Utilisation of the asset
For this model to work successfully for farmers, a guaranteed minimum of production cycles each year is necessary and if this is not possible there should be a compensation payment mechanism. As the model currently operates farmers are taking the risk of the investment in buildings as well as committing their own time to the business. Whatever the possibility of securing alternative employment during a shut down, there is no possibility of getting an income from a poultry house in another business.
It has to be emphasised that the model has served poultry farmers well to date, operating at close to full capacity with minimal disruption. However, should farmers be required to reduce production significantly over a prolonged period, then farmers become exposed by having an expensive asset that cannot readily be used to generate an alternative income.
Application to other sectors
While poultry production is totally integrated, the pig production model is less so in that farmers own their pigs as well as the infrastructure and in most cases make their own decisions on diet and where to sell.
However, they do invest in providing expensive housing and management of waste.
Beef producers on the other hand have no forward integration
Similarly with beef and dairy.
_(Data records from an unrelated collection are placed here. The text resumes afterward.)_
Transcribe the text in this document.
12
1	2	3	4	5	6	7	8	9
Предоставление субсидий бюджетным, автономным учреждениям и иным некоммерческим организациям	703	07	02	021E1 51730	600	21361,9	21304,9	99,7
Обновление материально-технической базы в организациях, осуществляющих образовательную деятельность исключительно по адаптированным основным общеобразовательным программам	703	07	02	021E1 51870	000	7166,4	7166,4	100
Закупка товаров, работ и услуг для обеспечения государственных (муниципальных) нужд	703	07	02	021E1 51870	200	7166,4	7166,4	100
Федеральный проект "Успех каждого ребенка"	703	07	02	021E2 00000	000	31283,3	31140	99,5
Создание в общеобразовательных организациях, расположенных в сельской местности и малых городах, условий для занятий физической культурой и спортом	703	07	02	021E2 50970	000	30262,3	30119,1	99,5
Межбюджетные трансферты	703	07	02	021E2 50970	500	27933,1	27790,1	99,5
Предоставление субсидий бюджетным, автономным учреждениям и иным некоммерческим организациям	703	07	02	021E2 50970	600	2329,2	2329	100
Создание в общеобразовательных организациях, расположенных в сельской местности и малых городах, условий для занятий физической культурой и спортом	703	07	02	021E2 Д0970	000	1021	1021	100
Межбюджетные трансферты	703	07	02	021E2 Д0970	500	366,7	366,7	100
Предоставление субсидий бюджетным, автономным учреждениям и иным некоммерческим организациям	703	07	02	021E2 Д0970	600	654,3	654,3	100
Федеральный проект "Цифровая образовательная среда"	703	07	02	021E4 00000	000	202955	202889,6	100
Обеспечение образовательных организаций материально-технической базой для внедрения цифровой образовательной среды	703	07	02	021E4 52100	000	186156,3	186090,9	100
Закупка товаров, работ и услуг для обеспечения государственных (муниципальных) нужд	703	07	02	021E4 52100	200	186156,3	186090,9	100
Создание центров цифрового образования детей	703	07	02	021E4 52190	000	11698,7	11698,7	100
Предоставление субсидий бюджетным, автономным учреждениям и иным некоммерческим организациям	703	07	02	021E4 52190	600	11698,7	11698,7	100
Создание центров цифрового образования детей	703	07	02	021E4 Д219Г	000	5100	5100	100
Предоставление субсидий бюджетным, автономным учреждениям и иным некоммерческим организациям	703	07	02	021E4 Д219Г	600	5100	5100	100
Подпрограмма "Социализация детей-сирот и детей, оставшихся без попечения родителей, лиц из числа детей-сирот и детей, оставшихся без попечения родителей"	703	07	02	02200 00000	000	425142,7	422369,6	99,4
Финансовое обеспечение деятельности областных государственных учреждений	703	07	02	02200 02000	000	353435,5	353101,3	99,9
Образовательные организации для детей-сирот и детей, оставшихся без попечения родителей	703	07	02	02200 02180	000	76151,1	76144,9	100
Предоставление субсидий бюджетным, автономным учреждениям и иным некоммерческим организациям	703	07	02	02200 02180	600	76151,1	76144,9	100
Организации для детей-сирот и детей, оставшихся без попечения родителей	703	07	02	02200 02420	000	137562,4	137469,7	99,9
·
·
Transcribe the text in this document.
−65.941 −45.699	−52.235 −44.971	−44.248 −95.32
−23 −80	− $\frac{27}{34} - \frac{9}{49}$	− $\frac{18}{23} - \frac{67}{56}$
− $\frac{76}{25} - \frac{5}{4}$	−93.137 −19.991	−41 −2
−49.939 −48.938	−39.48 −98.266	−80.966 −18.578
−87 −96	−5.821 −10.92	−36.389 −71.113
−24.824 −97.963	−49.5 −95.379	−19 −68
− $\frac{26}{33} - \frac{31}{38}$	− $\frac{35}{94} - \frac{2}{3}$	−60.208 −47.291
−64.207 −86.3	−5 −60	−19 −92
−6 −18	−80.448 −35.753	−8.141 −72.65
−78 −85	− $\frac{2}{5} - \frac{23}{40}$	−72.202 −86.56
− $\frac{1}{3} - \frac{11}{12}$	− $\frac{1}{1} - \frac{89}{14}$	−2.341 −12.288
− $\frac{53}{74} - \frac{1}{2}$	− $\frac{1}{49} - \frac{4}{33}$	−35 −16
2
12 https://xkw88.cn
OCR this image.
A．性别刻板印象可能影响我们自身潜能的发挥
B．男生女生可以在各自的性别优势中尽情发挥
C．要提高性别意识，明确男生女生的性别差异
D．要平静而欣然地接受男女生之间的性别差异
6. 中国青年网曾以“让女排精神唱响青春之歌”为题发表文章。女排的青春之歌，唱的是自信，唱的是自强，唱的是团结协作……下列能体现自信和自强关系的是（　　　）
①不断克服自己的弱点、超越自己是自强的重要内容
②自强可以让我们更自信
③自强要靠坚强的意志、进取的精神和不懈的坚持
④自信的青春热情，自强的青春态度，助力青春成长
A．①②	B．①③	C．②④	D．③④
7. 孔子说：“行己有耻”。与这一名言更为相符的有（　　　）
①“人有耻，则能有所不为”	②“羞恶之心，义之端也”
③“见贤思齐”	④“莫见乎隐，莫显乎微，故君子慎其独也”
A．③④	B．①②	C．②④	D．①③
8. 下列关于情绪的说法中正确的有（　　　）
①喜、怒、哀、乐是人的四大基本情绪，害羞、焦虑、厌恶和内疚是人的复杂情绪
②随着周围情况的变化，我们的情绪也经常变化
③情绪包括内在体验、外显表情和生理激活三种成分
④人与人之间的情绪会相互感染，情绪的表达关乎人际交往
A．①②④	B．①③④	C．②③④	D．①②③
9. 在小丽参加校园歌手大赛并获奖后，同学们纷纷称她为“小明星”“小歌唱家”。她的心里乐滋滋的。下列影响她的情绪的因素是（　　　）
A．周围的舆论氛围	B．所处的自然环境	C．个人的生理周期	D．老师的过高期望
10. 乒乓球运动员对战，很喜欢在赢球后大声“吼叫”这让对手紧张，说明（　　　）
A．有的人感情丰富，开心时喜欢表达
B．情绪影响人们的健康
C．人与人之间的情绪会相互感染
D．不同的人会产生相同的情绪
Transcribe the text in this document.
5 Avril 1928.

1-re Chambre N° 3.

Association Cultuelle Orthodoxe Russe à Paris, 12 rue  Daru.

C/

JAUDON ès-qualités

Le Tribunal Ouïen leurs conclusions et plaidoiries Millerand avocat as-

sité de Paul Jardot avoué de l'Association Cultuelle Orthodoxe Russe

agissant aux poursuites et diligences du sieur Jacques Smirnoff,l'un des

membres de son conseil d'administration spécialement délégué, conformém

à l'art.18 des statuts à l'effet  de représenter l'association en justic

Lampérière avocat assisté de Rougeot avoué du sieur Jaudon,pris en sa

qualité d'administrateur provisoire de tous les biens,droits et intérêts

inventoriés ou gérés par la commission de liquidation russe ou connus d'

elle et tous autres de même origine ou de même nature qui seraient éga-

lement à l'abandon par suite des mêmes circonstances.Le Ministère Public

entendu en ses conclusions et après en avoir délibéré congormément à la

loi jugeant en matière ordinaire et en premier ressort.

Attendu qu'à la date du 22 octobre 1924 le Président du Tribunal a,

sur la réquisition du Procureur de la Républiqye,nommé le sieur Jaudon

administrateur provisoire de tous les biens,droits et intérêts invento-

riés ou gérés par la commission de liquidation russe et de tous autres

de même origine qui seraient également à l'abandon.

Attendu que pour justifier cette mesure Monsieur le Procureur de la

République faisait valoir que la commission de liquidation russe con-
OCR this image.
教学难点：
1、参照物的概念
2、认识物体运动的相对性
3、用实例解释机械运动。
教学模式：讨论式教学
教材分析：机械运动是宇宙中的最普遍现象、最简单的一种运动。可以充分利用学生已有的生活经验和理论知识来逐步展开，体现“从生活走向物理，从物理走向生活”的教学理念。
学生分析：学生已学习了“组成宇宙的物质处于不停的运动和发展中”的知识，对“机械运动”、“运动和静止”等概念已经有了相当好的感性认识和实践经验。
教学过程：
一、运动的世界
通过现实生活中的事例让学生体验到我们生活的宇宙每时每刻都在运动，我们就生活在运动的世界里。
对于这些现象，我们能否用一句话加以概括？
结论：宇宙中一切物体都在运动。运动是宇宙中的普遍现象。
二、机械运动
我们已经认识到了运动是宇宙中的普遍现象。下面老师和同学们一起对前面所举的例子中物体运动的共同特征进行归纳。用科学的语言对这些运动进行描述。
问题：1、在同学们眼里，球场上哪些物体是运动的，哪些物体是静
Dairy farmers own or lease the land, invest in the buildings and breed and maintain their cows. They are in some ways the opposite of the poultry model integration as many are invested in the coop they sell their milk to.
Beef producers on the other hand have no forward integration in that the processing sector is privately owned.
Farmers provide the land, labour and capital through their stock and have complete autonomy on how they run their business provided they deliver the specification the factory wants.
Poultry farmers have conceded their independence over recent decades in return for an integrated model in which they secured a stable income that funded repayments on the capital investment required.
This model requires full utilisation of the asset but when the asset isn’t being used the poultry farmer isn’t generating an income. Beef and sheep producers have complete independence but have full exposure to market conditions.
If they are in a better position to sustain low incomes, it is usually because they own with little if any expenditure, the main asset required, the land. Dairy farmers possibly have the best balance, autonomy to own their farm business with a foot in the processing end through the coop model.